Rural Glamour

d'Lëtzebuerger Land vom 26.05.2023

Dass sich das angestaubte Image des Campens verflüchtigt hat, der Verkauf von Wohnmobilen boomt, das Internet unter dem Hashtag #VanLife mit Fotos von Bullis überschwemmt wird und die Campingplätze mit neuen bequemen Holzhütten werben – das ist nicht an Tourismusminister Lex Delles (DP) vorbeigegangen. Denn nun will er mitmischen und das Land mit Glamping Cabins übersähen. Es handelt sich um komfortable, kleine Unterkünfte, die im ruralen Raum entstehen sollen. Um originelle Vorschläge zu sondieren, wurde mit der Architektenkammer ein Wettbewerb ausgeschrieben. Vergangene Woche wurde der Sieger unter 26 Teilnehmern auserkoren, – es handelt sich um den Tiermchen-Entwurf von Saharchitects. Die Tiermchen ähneln spartanischen aber schicken Studios aus Holz, in denen je nach Größe zwei bis vier Personen übernachten können.  

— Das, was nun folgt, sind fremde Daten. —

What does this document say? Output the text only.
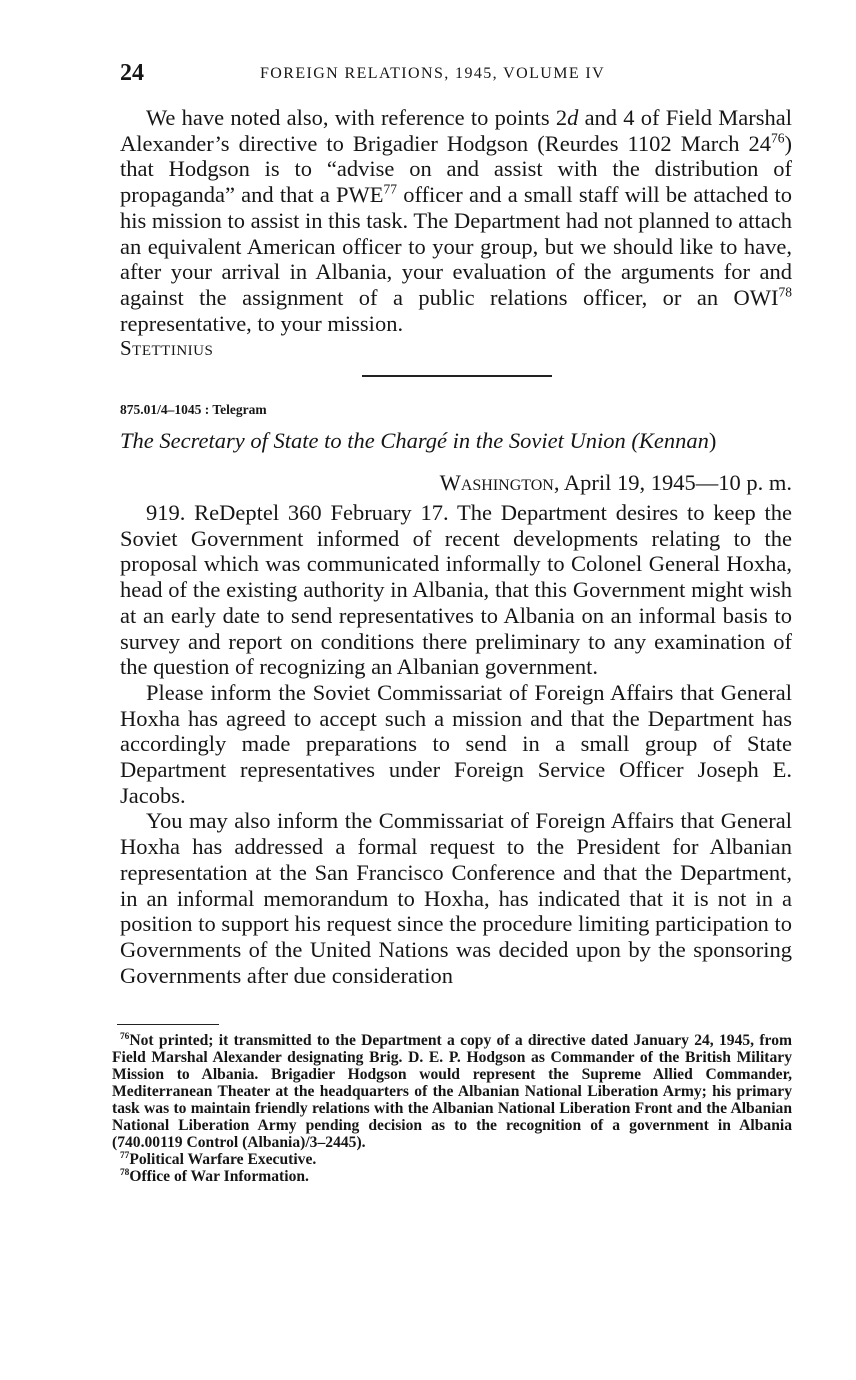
24	FOREIGN RELATIONS, 1945, VOLUME IV

We have noted also, with reference to points 2d and 4 of Field Marshal Alexander’s directive to Brigadier Hodgson (Reurdes 1102 March $24^{76}$) that Hodgson is to “advise on and assist with the distribution of propaganda” and that a PWE$^{77}$ officer and a small staff will be attached to his mission to assist in this task. The Department had not planned to attach an equivalent American officer to your group, but we should like to have, after your arrival in Albania, your evaluation of the arguments for and against the assignment of a public relations officer, or an OWI$^{78}$ representative, to your mission.

Stettinius

875.01/4–1045 : Telegram
The Secretary of State to the Chargé in the Soviet Union (Kennan)
Washington, April 19, 1945—10 p. m.

919. ReDeptel 360 February 17. The Department desires to keep the Soviet Government informed of recent developments relating to the proposal which was communicated informally to Colonel General Hoxha, head of the existing authority in Albania, that this Government might wish at an early date to send representatives to Albania on an informal basis to survey and report on conditions there preliminary to any examination of the question of recognizing an Albanian government.

Please inform the Soviet Commissariat of Foreign Affairs that General Hoxha has agreed to accept such a mission and that the Department has accordingly made preparations to send in a small group of State Department representatives under Foreign Service Officer Joseph E. Jacobs.

You may also inform the Commissariat of Foreign Affairs that General Hoxha has addressed a formal request to the President for Albanian representation at the San Francisco Conference and that the Department, in an informal memorandum to Hoxha, has indicated that it is not in a position to support his request since the procedure limiting participation to Governments of the United Nations was decided upon by the sponsoring Governments after due consideration

$^{76}$Not printed; it transmitted to the Department a copy of a directive dated January 24, 1945, from Field Marshal Alexander designating Brig. D. E. P. Hodgson as Commander of the British Military Mission to Albania. Brigadier Hodgson would represent the Supreme Allied Commander, Mediterranean Theater at the headquarters of the Albanian National Liberation Army; his primary task was to maintain friendly relations with the Albanian National Liberation Front and the Albanian National Liberation Army pending decision as to the recognition of a government in Albania (740.00119 Control (Albania)/3–2445).

$^{77}$Political Warfare Executive.

$^{78}$Office of War Information.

Das Camping-Fieber brach vor allem Anfang der 1960-er-Jahre los. Damals schrieb das Luxemburger Wort mittlerweile werde „jedes Eckchen Wiese Camping genannt“. Der Wort-Autor staunt über sich türmende Luftmatratzen, Schlafsäcke, Kocher und flüssiggasbetriebene Miniaturkühlschränke, die die Reisenden in ihrem Personenkraftwagen mit ins Zeltlager brachten. Er erinnert sich an Vorkriegszeiten, damals sei man zu Fuß oder mit dem Rad unterwegs gewesen und habe mit einer Zeltplane und etwas Schnur ein Zelt aufgebaut. Nun sei Camping „Allgemeingut“ und „die neueste Mode, um Ferien zu machen“.

Mitte der 1960er-Jahre entstand ein Hype um das „Camping de la Route du Vin“ aus Grevenmacher. Es sei „bereits in der ganzen Welt bekannt“; neben den üblichen Besuchern aus Frankreich, den Niederlanden und England, hätten hier auch Japaner, Indonesier und Australier übernachtet. Mit seinen Warmduschen spielte es schnell in der obersten Liga mit. Vor ein paar Jahren hat der Gemeinderat ein nicht zu kleines Freiluftschwimmbad neben den Campingplatz geklatscht, damit es sein Standing weiterhin verteidigen kann. Der Grevenmacher Campingplatz ist einer von 78 in Luxemburg, sie sind in den Ardennen und im Müllertal zu finden. Jede vierte für Luxemburg gebuchte Übernachtung führt ins Ösling und 70 Prozent der Buchungen sind im Norden an Campingplätze adressiert.

Der Camping-Tourismus folgt einem anderen Rhythmus als der Kulturtourismus im Süden des Landes. Während die Besucher für Kulturangebote nur zwei bis vier Tage bleiben, werden im Norden die Zelte häufig für Wochen aufgeschlagen. Beide Tourismusarten verbuchen in Luxemburg jeweils etwas mehr als ein Drittel der Ankünfte. Während im Norden vor allem Niederländer unterwegs sind, geben in der Hauptstadt Belgier und Deutsche ihr Geld aus. Die Tiermchen sind allerdings nicht an eine Region gebunden – jede ländliche Gemeinde, die an dieser Übernachtungskuriosität Interesse hat, kann sich beim Tourismusministerium melden, das die Bauwerke mit bis zu 50 Prozent subventioniert. Der Tourismusminister gab bei der Projektvorstellung zudem bekannt, er erhoffe sich nicht unbedingt Touristen aus dem Ausland anzuziehen, sondern, dass Einheimische für den Wochenend-Ausflug buchen. Interessierte Gemeinden haben bereits beim Ministerium angeklopft; welche Standorte anvisiert werden, ist aber noch nicht bekannt. Nur ein Datum steht fest: Die Glamping Cabins sollen im Sommer 2024 stehen.